Though come to think of it, when people outside of work call me by my first name it almost doesn’t sound right to my ears… wierd how that has followed me my whole life.
Wait. I was thinking the OP’s question was about using ONLY the last name, like in, “Smith, is your project done?”, not “Mr. Smith, is your project done.”
I was in a small company. 35 employes on average. Owner is female, younger than I.
I had been with the company longer than anyone including the female owner.
I used nick names or a play on the real name for all employees including the boss. One lady I always called her by the name I thought she should have.

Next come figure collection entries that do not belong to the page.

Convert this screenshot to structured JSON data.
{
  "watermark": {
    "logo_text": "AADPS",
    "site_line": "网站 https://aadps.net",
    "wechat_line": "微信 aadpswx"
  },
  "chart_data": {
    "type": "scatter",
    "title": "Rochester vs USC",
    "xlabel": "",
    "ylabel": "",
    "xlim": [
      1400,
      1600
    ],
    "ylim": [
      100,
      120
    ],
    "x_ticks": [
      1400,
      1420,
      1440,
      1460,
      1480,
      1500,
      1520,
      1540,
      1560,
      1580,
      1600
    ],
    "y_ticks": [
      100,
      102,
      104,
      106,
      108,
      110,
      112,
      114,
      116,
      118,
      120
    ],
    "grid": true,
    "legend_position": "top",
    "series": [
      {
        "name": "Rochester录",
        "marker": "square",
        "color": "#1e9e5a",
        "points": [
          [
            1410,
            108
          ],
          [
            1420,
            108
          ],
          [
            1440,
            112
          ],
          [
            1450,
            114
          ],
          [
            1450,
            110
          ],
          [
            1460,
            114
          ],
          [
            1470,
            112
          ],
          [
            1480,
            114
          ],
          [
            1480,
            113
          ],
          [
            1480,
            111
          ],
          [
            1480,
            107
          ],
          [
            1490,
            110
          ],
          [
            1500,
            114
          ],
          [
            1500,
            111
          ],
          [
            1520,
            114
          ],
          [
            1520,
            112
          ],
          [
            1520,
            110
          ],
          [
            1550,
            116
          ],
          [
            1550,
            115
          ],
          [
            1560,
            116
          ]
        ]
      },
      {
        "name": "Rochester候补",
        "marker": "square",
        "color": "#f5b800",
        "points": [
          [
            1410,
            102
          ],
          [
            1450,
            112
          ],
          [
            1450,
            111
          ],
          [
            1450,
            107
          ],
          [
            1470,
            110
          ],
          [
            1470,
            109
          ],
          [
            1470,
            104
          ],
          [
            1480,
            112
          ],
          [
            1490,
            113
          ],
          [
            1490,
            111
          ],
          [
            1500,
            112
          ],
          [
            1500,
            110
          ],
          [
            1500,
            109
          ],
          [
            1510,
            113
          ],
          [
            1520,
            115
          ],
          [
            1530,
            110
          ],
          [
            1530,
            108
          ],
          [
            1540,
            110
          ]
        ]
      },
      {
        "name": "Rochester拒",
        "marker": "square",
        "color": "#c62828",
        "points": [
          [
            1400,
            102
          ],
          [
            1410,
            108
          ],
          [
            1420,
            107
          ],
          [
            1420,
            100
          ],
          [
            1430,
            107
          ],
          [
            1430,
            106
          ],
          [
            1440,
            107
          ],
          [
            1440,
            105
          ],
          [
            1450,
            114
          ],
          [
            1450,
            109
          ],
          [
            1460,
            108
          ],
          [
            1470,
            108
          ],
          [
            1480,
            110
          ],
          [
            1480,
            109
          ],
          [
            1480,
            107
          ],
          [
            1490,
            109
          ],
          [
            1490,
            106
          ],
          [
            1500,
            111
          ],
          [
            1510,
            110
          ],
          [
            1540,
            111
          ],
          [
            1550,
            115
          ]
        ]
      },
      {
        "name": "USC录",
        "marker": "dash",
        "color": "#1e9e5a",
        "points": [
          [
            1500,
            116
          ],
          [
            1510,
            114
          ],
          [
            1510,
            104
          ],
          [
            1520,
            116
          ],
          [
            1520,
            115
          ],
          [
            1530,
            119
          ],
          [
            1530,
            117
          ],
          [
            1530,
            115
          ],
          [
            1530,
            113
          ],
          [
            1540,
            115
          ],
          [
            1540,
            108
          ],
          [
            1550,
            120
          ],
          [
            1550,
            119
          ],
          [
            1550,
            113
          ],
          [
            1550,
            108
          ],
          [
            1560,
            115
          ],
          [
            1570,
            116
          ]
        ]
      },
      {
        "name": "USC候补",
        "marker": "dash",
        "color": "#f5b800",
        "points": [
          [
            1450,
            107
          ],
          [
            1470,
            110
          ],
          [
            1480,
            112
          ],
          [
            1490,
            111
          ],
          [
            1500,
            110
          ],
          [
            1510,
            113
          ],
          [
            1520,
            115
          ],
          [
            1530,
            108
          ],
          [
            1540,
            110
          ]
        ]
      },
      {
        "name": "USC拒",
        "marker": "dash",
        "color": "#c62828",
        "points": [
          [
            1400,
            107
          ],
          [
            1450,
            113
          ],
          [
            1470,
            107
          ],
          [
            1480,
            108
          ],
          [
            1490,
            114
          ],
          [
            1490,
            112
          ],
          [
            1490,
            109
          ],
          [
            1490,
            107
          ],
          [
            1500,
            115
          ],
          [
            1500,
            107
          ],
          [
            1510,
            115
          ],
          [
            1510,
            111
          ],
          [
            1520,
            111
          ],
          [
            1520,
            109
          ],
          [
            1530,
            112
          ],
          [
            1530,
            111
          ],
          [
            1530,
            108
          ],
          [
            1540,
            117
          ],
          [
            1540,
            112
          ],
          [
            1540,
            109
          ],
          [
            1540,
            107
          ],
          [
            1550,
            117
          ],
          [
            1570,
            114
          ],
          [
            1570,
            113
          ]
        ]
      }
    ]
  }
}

Everyone understood who I was referring to even if she was not in that conservation. Never was I asked to not do it. All but a few I considered friends. People with that uptight a tude would not make it in our business anyway as it requires every one to wear different hats … Had a male mid level boss who really did not like me. He never said a thing about that even if he was fussing at me about5 something.
I do it to most of my friends to this day.
Unless it is derogatory, I do not care what I am called as long as I know they mean me.
IMO, respect is not about what I’m called but how I am valued.
An new employee could not find a pipe line on a photograph. She complained to another woman working with her. This woman responded with, “Look in the middle.” “I have she said.” “Really, that is where it is.” was the retort. “How do you know?” She was told, “Because Gus flew it.”